The Grattan Institute recommends that Melbourne introduce a “CBD cordon” congestion charge, similar to what is in place in London. Meanwhile, the report suggests that Sydney should add similar charges in key areas such as the Spit Bridge, and areas between the CBD and Drummoyne.

“Don’t listen to the politicians who tell you big new roads will be ‘congestion busters’,” Grattan Institute Transport Program Director Marion Terrill said.

“You can’t build your way out of congestion.”

The new plans would see people paying the charge during peak hours having a quicker and more reliable trip, given there would be fewer cars on the road. Those that were travelling outside of peak hours would avoid the charge, as they wouldn’t be driving into the cordon during peak hours.

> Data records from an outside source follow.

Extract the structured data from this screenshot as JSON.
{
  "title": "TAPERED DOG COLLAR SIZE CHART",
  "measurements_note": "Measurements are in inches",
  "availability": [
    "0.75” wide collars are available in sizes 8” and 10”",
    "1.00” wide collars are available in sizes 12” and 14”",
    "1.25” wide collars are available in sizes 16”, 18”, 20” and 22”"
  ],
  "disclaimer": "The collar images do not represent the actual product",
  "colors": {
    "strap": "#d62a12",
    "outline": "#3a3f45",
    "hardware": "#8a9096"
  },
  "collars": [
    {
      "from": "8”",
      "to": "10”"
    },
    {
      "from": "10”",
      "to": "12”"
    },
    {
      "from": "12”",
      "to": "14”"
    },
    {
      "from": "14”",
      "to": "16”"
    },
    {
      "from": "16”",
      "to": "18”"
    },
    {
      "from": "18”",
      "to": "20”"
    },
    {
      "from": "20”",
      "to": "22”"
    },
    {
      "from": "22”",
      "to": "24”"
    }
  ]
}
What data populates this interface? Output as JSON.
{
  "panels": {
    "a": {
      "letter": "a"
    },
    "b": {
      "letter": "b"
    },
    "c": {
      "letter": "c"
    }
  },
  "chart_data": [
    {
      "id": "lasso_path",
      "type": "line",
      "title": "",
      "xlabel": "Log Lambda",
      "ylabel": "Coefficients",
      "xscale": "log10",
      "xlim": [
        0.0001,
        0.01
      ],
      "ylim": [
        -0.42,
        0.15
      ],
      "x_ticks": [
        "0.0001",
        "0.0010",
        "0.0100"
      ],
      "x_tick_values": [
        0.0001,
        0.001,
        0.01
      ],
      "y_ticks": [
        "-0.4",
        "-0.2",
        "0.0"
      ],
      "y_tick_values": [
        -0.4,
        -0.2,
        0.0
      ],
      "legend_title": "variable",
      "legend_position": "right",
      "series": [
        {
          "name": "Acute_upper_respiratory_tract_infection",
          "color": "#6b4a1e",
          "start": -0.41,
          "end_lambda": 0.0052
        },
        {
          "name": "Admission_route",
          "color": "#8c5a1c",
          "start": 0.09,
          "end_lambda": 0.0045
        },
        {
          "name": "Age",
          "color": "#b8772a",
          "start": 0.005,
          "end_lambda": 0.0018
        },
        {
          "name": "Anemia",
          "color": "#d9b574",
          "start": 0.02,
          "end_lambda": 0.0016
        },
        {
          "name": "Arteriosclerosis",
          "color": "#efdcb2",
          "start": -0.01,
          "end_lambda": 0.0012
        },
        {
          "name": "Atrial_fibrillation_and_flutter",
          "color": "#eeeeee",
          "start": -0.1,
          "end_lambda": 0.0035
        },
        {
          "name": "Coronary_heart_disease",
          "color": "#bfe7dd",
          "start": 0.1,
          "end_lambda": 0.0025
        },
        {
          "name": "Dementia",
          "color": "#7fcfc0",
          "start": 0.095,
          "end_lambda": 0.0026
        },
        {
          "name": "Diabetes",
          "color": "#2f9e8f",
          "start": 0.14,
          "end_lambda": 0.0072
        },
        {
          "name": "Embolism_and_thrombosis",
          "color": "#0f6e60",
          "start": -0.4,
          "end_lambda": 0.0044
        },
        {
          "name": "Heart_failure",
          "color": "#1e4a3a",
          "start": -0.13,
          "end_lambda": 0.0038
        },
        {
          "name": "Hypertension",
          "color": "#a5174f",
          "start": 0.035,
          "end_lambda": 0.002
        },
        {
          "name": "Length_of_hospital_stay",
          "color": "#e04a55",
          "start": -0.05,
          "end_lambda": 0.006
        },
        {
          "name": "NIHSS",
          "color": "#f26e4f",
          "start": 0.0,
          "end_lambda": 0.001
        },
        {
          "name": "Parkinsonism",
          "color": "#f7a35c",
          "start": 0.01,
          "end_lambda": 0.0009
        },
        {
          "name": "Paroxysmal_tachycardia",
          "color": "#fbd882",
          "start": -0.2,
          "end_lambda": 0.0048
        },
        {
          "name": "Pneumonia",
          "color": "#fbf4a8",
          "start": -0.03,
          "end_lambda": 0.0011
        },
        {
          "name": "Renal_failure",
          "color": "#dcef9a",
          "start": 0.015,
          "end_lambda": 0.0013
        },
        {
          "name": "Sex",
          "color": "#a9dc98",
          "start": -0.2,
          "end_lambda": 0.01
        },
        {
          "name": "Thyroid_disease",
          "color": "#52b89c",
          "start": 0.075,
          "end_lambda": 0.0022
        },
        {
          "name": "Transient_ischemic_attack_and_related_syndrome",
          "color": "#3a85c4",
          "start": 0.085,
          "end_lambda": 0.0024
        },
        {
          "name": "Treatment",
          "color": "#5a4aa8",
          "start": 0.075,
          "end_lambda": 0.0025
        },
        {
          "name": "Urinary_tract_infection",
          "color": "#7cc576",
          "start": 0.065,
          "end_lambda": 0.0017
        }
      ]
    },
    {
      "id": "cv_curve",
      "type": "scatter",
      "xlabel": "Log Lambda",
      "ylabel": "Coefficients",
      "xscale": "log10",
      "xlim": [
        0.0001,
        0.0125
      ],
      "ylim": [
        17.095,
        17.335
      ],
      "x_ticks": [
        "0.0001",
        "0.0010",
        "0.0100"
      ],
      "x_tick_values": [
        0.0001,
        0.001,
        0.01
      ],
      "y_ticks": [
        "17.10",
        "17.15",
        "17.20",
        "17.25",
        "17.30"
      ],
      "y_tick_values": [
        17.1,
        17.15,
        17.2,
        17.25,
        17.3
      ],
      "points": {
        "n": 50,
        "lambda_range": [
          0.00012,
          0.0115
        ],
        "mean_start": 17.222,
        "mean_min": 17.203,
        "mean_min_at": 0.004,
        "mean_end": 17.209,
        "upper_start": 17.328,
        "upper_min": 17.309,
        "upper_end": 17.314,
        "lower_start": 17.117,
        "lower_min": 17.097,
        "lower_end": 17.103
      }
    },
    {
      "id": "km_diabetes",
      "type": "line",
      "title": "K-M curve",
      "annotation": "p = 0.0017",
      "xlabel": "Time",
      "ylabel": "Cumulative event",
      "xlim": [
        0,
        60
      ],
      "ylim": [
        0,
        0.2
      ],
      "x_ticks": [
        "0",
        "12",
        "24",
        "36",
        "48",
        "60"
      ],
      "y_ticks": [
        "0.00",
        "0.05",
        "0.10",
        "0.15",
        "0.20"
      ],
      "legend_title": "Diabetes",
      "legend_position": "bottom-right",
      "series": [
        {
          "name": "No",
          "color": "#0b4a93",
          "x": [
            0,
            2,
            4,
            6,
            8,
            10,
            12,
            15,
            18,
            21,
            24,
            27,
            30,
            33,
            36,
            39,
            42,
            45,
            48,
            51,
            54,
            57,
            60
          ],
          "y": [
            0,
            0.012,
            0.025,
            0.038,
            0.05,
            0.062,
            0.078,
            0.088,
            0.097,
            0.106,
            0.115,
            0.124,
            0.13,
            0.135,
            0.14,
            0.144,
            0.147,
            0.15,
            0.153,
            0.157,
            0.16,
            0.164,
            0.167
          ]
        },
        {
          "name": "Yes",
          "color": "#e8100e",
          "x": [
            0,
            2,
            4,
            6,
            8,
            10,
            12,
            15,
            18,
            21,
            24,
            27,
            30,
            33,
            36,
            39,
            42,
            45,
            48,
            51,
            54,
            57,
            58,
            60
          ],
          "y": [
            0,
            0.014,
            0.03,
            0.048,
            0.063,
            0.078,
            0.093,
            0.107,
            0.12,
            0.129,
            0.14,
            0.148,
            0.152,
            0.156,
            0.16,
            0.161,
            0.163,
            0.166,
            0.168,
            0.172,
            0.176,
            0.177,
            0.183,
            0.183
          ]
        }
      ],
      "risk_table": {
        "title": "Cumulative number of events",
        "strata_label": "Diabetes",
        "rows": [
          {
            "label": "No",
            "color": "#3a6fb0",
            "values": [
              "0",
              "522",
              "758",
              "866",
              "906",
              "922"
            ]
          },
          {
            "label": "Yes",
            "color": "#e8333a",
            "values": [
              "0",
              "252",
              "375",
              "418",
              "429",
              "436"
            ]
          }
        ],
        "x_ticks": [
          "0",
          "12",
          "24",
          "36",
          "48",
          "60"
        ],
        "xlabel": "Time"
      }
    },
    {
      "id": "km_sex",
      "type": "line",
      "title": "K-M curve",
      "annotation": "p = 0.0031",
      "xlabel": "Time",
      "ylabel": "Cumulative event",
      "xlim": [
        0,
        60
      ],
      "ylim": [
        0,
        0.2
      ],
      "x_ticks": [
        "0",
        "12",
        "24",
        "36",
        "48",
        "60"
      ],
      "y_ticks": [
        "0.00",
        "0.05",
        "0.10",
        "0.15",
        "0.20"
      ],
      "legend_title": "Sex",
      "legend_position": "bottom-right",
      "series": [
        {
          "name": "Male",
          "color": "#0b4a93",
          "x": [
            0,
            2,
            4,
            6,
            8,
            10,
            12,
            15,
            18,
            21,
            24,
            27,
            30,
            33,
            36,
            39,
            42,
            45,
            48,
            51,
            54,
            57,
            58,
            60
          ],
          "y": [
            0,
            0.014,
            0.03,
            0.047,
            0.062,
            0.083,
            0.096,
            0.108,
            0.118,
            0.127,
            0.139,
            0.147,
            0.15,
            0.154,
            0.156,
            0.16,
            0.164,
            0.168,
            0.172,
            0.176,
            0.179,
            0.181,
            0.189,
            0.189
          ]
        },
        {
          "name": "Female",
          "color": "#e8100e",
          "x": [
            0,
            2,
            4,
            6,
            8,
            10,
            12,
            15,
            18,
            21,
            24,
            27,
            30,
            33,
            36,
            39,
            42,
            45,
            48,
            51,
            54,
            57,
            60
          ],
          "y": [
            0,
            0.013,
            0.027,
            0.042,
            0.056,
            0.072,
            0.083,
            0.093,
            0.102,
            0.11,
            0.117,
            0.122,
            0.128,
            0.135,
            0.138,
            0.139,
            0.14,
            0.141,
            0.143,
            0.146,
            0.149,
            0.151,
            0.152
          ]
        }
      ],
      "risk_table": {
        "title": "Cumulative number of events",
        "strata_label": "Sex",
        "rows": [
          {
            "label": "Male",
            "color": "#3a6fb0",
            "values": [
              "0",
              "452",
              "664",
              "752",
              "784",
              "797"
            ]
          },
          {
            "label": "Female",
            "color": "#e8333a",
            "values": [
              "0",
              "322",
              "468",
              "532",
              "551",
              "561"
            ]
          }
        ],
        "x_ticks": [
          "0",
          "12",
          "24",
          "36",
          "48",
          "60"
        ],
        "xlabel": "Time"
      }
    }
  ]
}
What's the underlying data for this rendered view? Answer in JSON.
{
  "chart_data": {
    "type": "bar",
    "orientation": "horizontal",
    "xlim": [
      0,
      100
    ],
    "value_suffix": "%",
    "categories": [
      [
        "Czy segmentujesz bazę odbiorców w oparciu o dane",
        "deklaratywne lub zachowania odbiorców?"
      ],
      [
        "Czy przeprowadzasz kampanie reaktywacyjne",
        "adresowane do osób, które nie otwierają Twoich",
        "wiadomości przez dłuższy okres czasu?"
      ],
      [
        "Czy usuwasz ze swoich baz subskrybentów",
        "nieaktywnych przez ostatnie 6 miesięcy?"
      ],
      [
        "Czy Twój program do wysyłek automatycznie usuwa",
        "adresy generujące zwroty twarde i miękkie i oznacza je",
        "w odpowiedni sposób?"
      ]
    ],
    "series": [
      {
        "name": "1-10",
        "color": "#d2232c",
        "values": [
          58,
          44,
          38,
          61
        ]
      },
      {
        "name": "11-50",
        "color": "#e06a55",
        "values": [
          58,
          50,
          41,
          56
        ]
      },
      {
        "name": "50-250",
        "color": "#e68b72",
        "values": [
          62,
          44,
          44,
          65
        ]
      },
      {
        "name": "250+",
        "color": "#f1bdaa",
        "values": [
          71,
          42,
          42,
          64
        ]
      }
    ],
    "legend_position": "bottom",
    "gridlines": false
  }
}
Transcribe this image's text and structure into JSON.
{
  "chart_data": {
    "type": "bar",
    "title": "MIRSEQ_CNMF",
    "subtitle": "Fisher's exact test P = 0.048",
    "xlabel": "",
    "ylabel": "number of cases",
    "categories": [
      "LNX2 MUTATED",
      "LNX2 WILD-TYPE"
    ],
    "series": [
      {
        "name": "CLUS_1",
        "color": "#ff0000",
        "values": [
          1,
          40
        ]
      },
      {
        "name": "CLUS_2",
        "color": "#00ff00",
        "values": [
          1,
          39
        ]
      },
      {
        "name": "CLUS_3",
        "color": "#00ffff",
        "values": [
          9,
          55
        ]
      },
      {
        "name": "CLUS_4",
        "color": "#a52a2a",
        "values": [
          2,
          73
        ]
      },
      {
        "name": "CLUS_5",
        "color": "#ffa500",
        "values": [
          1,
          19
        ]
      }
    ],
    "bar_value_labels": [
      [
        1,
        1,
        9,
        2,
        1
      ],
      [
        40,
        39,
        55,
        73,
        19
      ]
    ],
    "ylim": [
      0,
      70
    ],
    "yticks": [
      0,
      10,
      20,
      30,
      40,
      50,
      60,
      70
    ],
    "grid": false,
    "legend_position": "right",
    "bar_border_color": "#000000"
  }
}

From a parking perspective, the new report suggests that Melbourne’s CBD parking levy should be doubled to match that of Sydney. Such a move would be designed to discourage city commuters from driving to work and to take up public transport or cycling instead.

“New roads are important for areas of new growth or substantial redevelopment, but close to the city centres it is often more effective and always cheaper to invest in smaller-scale engineering and technology improvements such as traffic-light coordination, smarter intersection design, variable speed limits and better road surfaces and gradients,” the report said.

Ms Terrill said that “more sophisticated solutions” were needed if Australia’s major cities were to catch up with London, Stockholm and Singapore – all of whom have successfully introduced congestion charges in recent years.

“For Sydney and Melbourne, congestion pricing would deliver city-wide benefits: not only reducing the amount of time we spend stuck in traffic but also funding better public transport and a cut to car registration fees.”